# Silvia vs 240sx



## Guest (Feb 4, 2003)

Veilside has one mean ass body kit for the S14 Silvia. I know that that model silvia and the 240 (same coorosponding years) are mainly the same car (with obvious differences) and I would assume the S14 body kit would fit an american 240 but I would REALLY like to make sure before I go spending 2k+. So I would like to know if the S14 kit will fit a 96 240.??


----------



## esyip (Dec 19, 2002)

i'm about 99% sure that it will. why not call VS and ask them? you'll get a much clearer and exact answer from them.


----------



## Guest (Feb 5, 2003)

he is 99% sure i am 100% sure!!!

240 s14 U.S and silvia 14 are the same!! (95-96)

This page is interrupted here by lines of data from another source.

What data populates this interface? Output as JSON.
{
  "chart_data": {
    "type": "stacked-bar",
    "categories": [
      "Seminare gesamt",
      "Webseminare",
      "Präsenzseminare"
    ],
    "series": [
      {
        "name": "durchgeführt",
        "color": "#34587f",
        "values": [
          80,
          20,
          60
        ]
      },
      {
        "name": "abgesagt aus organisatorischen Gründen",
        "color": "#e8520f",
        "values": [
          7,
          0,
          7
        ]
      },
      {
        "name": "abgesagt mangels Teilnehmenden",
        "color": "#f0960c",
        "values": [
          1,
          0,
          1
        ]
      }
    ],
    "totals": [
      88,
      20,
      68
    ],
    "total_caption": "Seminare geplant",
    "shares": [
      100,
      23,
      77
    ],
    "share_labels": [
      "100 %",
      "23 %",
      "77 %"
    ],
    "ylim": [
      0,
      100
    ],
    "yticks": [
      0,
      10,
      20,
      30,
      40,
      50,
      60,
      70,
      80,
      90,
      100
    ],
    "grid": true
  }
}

240sx U.S are different (97-98)


----------



## Guest (Feb 5, 2003)

thanks! I was pretty sure they would be the same but just wanted a little reasurance.. Have any of you looked at their kit? One word... BEAUTIFUL! (the paint helps a lot)


----------



## mycarisaser (May 17, 2003)

what does the s14 run stock in the 1/4 mile ( 2 liter and the 2.4 liter)????


----------



## vsp3c (May 15, 2003)

why was a 9 month old thread revived??

by 2 liter i'm assuming you're talking about sr20det and by 2.4, i'm assuming you're talking about ka24de.. here's a link

www.google.com


----------



## drift240sxdragqueen (Oct 23, 2002)

wow this thread is so old, i could of had sex with a girl and gotten her pregnant, and we would of had the kid by now 



too bad that shit doesn't happen


----------



## BlueBOB (Jan 29, 2003)

wow... and i was about to post a pic of my buddy's car that HAS this kit...

and why the hell was there a question about 1/4 mile times in THIS thread....?


----------



## silzilla (Oct 21, 2003)

I think you should hold off on the body kit all together until you get a nice powerful engine in your car!


----------



## vsp3c (May 15, 2003)

drift240sxdrag said:


> wow this thread is so old, i could of had sex with a girl and gotten her pregnant, and we would of had the kid by now
> 
> 
> 
> too bad that shit doesn't happen


HAHAHAHHAHAAH


----------



## Murph (Aug 8, 2002)

see my sig


----------



## BlueBOB (Jan 29, 2003)

DISCLAIMER: Murph made me do it... I wasn't gonna post the pic and keep this OLD thread going.. but I have to do it...










You can JUST see the R32 brakes... hehe
that'll help with the S14 SR going in it next month... hehe
I can't wait and it's not even my car!


----------



## drift240sxdragqueen (Oct 23, 2002)

DISCLAMIER: i havn't had sex with a girl since this thread and gotten her pregnant... damn


----------



## vsp3c (May 15, 2003)

wow.. nice s14.. *drools*


----------